Words are easy to say but demonstrating actions is the only way forward. This commitment to equality and embracing our diversity within the HEU will be clearly shown when we attend this year’s London Pride parade on 29th June, which is attended by over 1.5 million people. Our values of being collaborative and inclusive highlight that we want everyone to be the best version of ourselves, both at work and socially, and, more importantly, to be proud of who we are. I remember my first Pride, walking with the Terrence Higgins Trust feeling nervous about how the crowd would react to the marchers. Someone threw something from the crowd, and I caught it – it was a packet of Love Hearts that a dad had given his little girl to share with the walkers. It made me so happy to see the generational values being passed down in such a positive way.

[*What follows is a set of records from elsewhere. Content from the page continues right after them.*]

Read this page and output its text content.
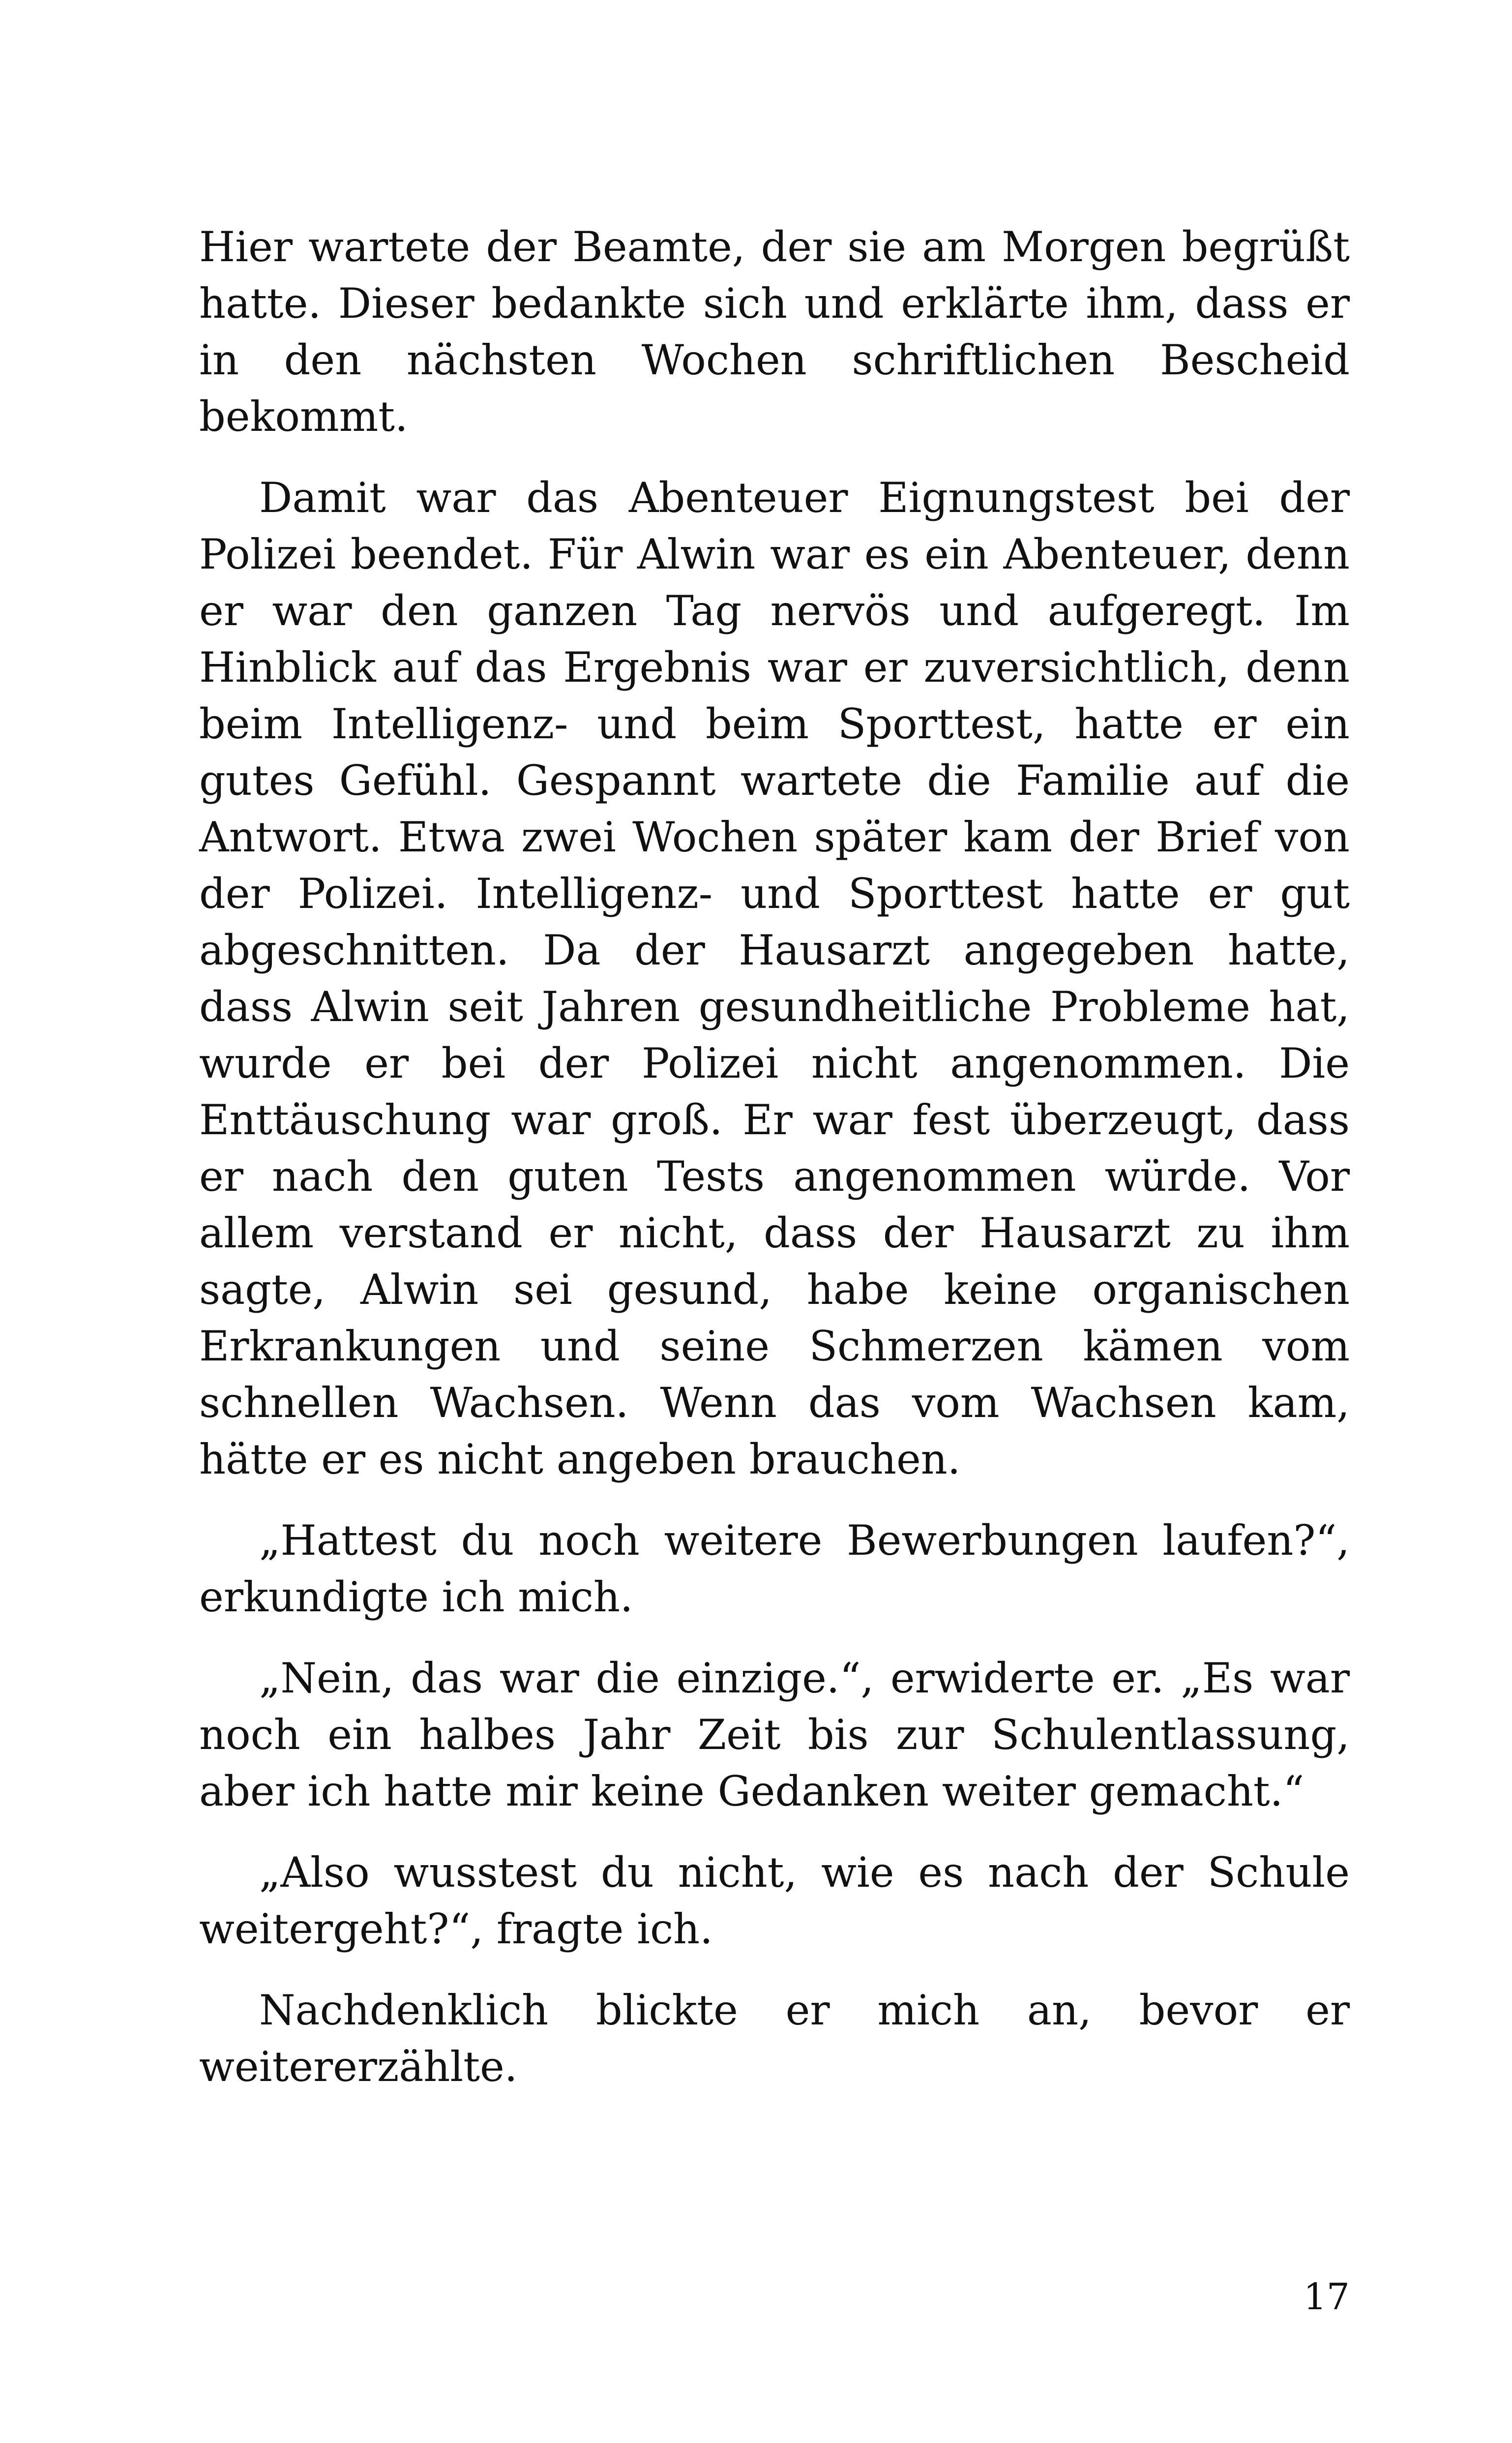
Hier wartete der Beamte, der sie am Morgen begrüßt hatte. Dieser bedankte sich und erklärte ihm, dass er in den nächsten Wochen schriftlichen Bescheid bekommt.

Damit war das Abenteuer Eignungstest bei der Polizei beendet. Für Alwin war es ein Abenteuer, denn er war den ganzen Tag nervös und aufgeregt. Im Hinblick auf das Ergebnis war er zuversichtlich, denn beim Intelligenz- und beim Sporttest, hatte er ein gutes Gefühl. Gespannt wartete die Familie auf die Antwort. Etwa zwei Wochen später kam der Brief von der Polizei. Intelligenz- und Sporttest hatte er gut abgeschnitten. Da der Hausarzt angegeben hatte, dass Alwin seit Jahren gesundheitliche Probleme hat, wurde er bei der Polizei nicht angenommen. Die Enttäuschung war groß. Er war fest überzeugt, dass er nach den guten Tests angenommen würde. Vor allem verstand er nicht, dass der Hausarzt zu ihm sagte, Alwin sei gesund, habe keine organischen Erkrankungen und seine Schmerzen kämen vom schnellen Wachsen. Wenn das vom Wachsen kam, hätte er es nicht angeben brauchen.

„Hattest du noch weitere Bewerbungen laufen?“, erkundigte ich mich.

„Nein, das war die einzige.“, erwiderte er. „Es war noch ein halbes Jahr Zeit bis zur Schulentlassung, aber ich hatte mir keine Gedanken weiter gemacht.“

„Also wusstest du nicht, wie es nach der Schule weitergeht?“, fragte ich.

Nachdenklich blickte er mich an, bevor er weitererzählte.

17
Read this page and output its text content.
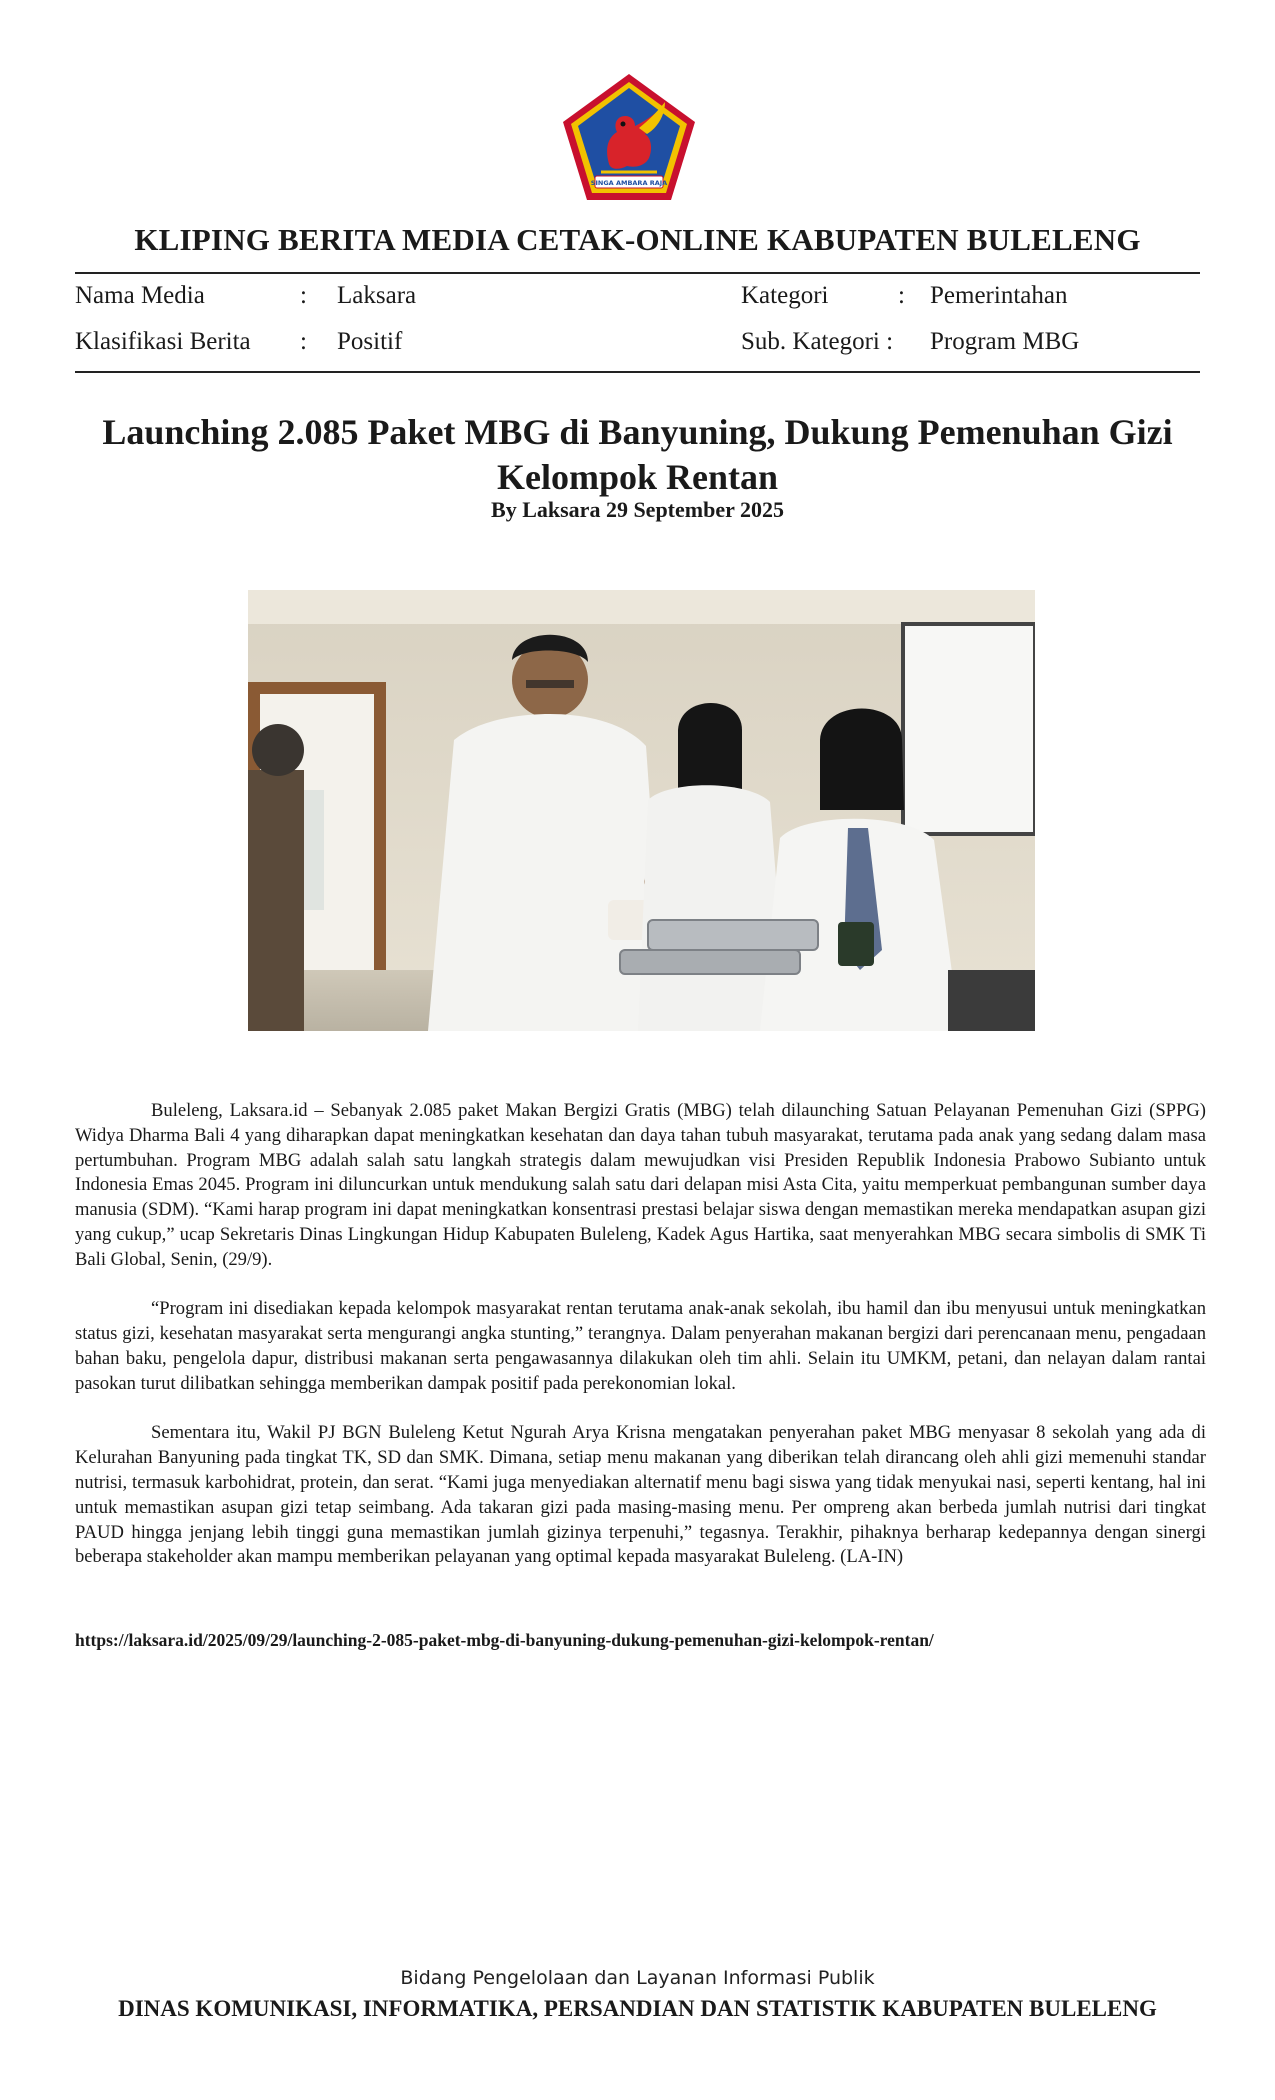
SINGA AMBARA RAJA
KLIPING BERITA MEDIA CETAK-ONLINE KABUPATEN BULELENG
Nama Media	: Laksara
Klasifikasi Berita : Positif
Kategori	: Pemerintahan
Sub. Kategori : Program MBG
Launching 2.085 Paket MBG di Banyuning, Dukung Pemenuhan Gizi
Kelompok Rentan
By Laksara 29 September 2025

Buleleng, Laksara.id – Sebanyak 2.085 paket Makan Bergizi Gratis (MBG) telah dilaunching Satuan Pelayanan Pemenuhan Gizi (SPPG) Widya Dharma Bali 4 yang diharapkan dapat meningkatkan kesehatan dan daya tahan tubuh masyarakat, terutama pada anak yang sedang dalam masa pertumbuhan. Program MBG adalah salah satu langkah strategis dalam mewujudkan visi Presiden Republik Indonesia Prabowo Subianto untuk Indonesia Emas 2045. Program ini diluncurkan untuk mendukung salah satu dari delapan misi Asta Cita, yaitu memperkuat pembangunan sumber daya manusia (SDM). “Kami harap program ini dapat meningkatkan konsentrasi prestasi belajar siswa dengan memastikan mereka mendapatkan asupan gizi yang cukup,” ucap Sekretaris Dinas Lingkungan Hidup Kabupaten Buleleng, Kadek Agus Hartika, saat menyerahkan MBG secara simbolis di SMK Ti Bali Global, Senin, (29/9).

“Program ini disediakan kepada kelompok masyarakat rentan terutama anak-anak sekolah, ibu hamil dan ibu menyusui untuk meningkatkan status gizi, kesehatan masyarakat serta mengurangi angka stunting,” terangnya. Dalam penyerahan makanan bergizi dari perencanaan menu, pengadaan bahan baku, pengelola dapur, distribusi makanan serta pengawasannya dilakukan oleh tim ahli. Selain itu UMKM, petani, dan nelayan dalam rantai pasokan turut dilibatkan sehingga memberikan dampak positif pada perekonomian lokal.

Sementara itu, Wakil PJ BGN Buleleng Ketut Ngurah Arya Krisna mengatakan penyerahan paket MBG menyasar 8 sekolah yang ada di Kelurahan Banyuning pada tingkat TK, SD dan SMK. Dimana, setiap menu makanan yang diberikan telah dirancang oleh ahli gizi memenuhi standar nutrisi, termasuk karbohidrat, protein, dan serat. “Kami juga menyediakan alternatif menu bagi siswa yang tidak menyukai nasi, seperti kentang, hal ini untuk memastikan asupan gizi tetap seimbang. Ada takaran gizi pada masing-masing menu. Per ompreng akan berbeda jumlah nutrisi dari tingkat PAUD hingga jenjang lebih tinggi guna memastikan jumlah gizinya terpenuhi,” tegasnya. Terakhir, pihaknya berharap kedepannya dengan sinergi beberapa stakeholder akan mampu memberikan pelayanan yang optimal kepada masyarakat Buleleng. (LA-IN)

https://laksara.id/2025/09/29/launching-2-085-paket-mbg-di-banyuning-dukung-pemenuhan-gizi-kelompok-rentan/
Bidang Pengelolaan dan Layanan Informasi Publik
DINAS KOMUNIKASI, INFORMATIKA, PERSANDIAN DAN STATISTIK KABUPATEN BULELENG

Life stories change people perception, and sometimes attitudes, and that is why I, as Co-chair the LGBTQ+ EDI network, have set up talks with guest speakers on topics like  “How a spiked drink changed my life” and “Life shouldn’t be a Drag”. I love the fact that the audience are so positive about hearing other people’s stories and how grateful they are to the speakers sharing some very personal experiences with them. This month I wanted someone very special to talk to the network and allies, so I contacted the lead dancer of Riverdance to share his insight and passion for doing something he loves so much. In July, remembering  “the lost generation of people” that were wiped out by AIDS the NHS, for the first time will start to see an older generation of LGBTQ+ people needing care, so we have a talk about this topic and how we can interact with this new group with dignity and respect.

Finally, remember we are all human and that we should be kind to each other and treat people the way we would want to be treated. Walking in their shoes is a common phrase but sometimes we are the ones in those shoes. We would want to be treated and respected not despite our differences but because of them. After all, a rainbow is made up of a myriad of different colours and together makes our world more beautiful to live in.